Zahra tak menjawab, ia diam saja seraya mengunyah makanannya.


"Untuk apa kamu kesini, Mami sudah katakan tidak mau bicara apa pun soal perusahaan."


"Aku mau tahu keadaan Zahra, aku belum bertemu dengannya beberapa waktu ini."


"Dia tidak baik-baik saja sekarang, kamu sudah tahu jadi silahkan pergi."


Kania menggeleng, ia berjalan mendekat, duduk di hadapan Zahra dan meraih kedua tangannya.

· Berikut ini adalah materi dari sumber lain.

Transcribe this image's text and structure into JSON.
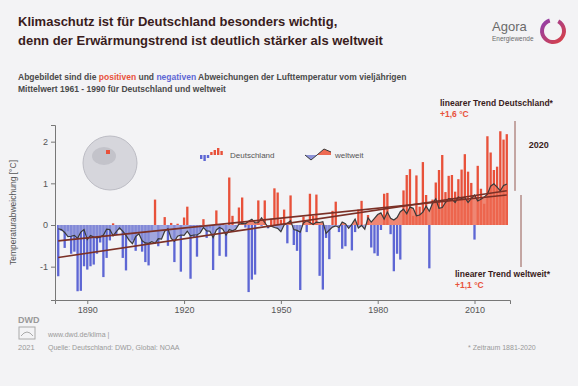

Kali ini Zahra menoleh, ia melihat mata Kania yang memerah, wanita itu pasti habis menangia, tapi kenapa.


"Kamu marah sama Mama?"


Zahra tetap diam, ia bertahan dengan tatapannya terhadap Kania, apa maksudnya, apa Kania akan membuat kepalanya pusing lagi sekarang.


"Mama minta maaf, tolong maafkan Mama dan Papa, jangan pernah membenci kami."


Inggrid tampak berpaling, itu sangat tidak disukainya sama sekali, bisa-bisanya memohon pada Zahra seperti itu.


"Lepaskan," ucap Inggrid menarik tangan Kania.


Tapi Zahra justru menahannya, ia melirik Inggrid yang menatap heran padanya.


"Ada masalah apa?" tanya Zahra pelan.


Kania dan Inggrid saling lirik, sekarang Inggrid bisa mendengar suara Zahra lagi.


Baguslah, semoga saja wanita itu tidak lagi membisu, sikap diamnya hanya akan membuat keadaan semakin buruk.


"Ada apa, kenapa diam?"


"Tolong bujuk Oma agar mau berbaik hati pada kami."


"Bicara apa kamu ini," sela Inggrid.


"Tolong Zahra."


Zahra kembali melirik Inggrid, memangnya apa yang dilakukan Inggrid pada mereka.


"Tolong, tolong bicara sama Oma."


"Bicara apa, aku tidak mengerti."


"Kamu hanya akan membuat kepalanya sakit saja."


Inggrid menjauhkan Kania dari Zahra, kenapa hidup mereka itu selalu serba drama, sombong saat diatas dan memohon saat di bawah.